The Gaza food prices per kg and Gaza food prices per person data together confirm that market-based food access has functionally collapsed for the majority of the population. Humanitarian food distributions are the only source of nutrition for hundreds of thousands of families — and those distributions are themselves constrained by the same border closures and logistical disruptions that are driving Gaza food prices today to record highs.

Regional Impact of Gaza Food Prices Crisis

The Gaza food prices crisis is generating significant regional political pressure on Arab governments to demand the reopening of humanitarian corridors. Egypt, Jordan, and Qatar — all of which have been involved in previous Gaza ceasefire negotiations — have issued increasingly urgent statements about Gaza food prices today and the broader humanitarian situation.

The Iran war’s regional disruption has simultaneously reduced the diplomatic bandwidth available to address the Gaza food prices crisis — as governments across the Middle East focus on the immediate security consequences of the US-Israel-Iran conflict, the slower-burning but equally severe Gaza food prices emergency risks falling further down the international agenda.

Global Impact of Gaza Food Prices

Gaza food prices today have become a focal point for global humanitarian advocacy and political pressure. Human rights organisations, UN agencies, and governments across Europe, Asia, and the Global South have pointed to Gaza food prices per kg and Gaza food prices per person data as evidence of what they describe as collective punishment of a civilian population.

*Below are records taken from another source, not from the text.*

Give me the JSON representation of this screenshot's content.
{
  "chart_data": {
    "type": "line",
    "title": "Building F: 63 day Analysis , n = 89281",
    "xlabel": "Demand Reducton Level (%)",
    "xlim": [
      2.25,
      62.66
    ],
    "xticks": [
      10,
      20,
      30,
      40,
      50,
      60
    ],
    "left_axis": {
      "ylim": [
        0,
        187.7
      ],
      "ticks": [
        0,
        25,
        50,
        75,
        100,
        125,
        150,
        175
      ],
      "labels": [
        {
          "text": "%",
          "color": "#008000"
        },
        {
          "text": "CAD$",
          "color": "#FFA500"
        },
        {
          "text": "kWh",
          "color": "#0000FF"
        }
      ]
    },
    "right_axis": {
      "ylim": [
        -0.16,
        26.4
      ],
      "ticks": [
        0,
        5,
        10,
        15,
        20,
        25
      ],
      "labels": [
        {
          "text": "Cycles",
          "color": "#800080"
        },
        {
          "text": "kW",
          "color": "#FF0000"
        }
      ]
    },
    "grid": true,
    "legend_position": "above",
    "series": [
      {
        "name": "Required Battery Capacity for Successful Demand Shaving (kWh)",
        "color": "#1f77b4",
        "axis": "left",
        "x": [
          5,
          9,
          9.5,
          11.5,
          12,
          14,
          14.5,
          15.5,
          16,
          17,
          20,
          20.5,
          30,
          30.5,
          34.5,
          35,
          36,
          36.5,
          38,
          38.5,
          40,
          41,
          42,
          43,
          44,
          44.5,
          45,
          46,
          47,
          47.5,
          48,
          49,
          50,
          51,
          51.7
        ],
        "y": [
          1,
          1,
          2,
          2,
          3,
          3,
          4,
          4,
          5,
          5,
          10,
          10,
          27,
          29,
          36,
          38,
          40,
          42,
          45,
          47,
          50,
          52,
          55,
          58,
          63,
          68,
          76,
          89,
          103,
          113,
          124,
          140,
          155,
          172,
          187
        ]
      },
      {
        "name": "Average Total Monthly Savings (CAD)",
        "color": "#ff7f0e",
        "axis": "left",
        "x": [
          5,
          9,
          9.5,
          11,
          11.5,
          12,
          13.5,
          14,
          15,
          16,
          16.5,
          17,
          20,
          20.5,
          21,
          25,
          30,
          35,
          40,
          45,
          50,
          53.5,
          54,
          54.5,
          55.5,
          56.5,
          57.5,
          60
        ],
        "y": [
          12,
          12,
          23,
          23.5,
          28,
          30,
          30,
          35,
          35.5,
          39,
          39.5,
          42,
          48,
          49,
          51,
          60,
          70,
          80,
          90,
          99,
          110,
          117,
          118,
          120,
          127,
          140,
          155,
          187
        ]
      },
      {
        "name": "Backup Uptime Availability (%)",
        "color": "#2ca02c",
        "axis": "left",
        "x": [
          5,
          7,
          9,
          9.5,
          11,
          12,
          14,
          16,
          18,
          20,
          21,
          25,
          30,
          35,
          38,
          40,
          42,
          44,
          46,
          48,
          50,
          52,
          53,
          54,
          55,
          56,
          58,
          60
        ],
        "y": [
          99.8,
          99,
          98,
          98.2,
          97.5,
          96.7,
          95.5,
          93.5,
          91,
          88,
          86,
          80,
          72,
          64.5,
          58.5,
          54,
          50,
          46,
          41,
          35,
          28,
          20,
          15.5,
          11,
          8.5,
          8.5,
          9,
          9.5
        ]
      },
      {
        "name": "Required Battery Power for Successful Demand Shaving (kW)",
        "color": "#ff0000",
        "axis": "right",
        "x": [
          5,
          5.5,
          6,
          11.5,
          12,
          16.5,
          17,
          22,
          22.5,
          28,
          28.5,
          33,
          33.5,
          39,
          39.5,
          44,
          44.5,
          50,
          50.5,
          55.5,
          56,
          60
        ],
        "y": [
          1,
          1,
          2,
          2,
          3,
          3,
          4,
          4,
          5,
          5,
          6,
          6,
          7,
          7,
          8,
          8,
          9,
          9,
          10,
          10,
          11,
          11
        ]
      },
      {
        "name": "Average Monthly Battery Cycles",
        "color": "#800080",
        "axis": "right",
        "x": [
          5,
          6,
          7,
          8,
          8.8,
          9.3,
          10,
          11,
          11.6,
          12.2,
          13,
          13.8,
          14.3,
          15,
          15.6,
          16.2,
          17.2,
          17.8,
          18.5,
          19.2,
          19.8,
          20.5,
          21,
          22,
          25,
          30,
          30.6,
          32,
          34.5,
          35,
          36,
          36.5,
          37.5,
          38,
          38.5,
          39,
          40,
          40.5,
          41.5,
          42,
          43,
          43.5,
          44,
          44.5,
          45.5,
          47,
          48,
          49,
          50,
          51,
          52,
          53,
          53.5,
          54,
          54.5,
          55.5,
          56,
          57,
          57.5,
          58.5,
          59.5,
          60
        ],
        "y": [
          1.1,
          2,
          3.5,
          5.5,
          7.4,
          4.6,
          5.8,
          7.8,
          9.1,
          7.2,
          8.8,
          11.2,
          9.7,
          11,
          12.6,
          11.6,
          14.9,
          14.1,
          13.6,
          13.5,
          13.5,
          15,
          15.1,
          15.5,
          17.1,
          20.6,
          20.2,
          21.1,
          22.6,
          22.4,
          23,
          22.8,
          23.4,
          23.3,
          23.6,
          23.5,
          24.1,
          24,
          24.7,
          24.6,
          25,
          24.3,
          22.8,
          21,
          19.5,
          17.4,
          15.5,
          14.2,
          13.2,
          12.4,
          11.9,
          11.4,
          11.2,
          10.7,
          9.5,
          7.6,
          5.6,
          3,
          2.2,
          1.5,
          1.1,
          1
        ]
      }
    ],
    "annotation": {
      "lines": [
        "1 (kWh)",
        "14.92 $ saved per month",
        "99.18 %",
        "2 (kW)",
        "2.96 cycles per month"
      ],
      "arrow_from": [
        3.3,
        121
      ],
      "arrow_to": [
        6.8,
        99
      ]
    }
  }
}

The International Criminal Court’s ongoing proceedings related to the Gaza conflict have cited humanitarian indicators including Gaza food prices as part of the evidentiary record being compiled for potential war crimes and crimes against humanity prosecutions.

Conclusion

Gaza food prices today represent one of the most severe and well-documented food crises anywhere in the world. Gaza food prices per kg data shows staple costs have risen between 1,000 and 3,000 percent from pre-crisis baselines. Gaza food prices per person figures confirm that market-based nutrition is financially impossible for the overwhelming majority of Gaza’s 2.3 million residents. The Iran war has deepened and extended the Gaza food prices crisis by disrupting regional supply chains, redirecting international attention, and further complicating humanitarian access negotiations. Without an immediate and sustained opening of border crossings and a dramatic scaling up of humanitarian food distributions, the Gaza food prices crisis will deepen further — and the famine that agencies have been warning about for months will become an undeniable reality.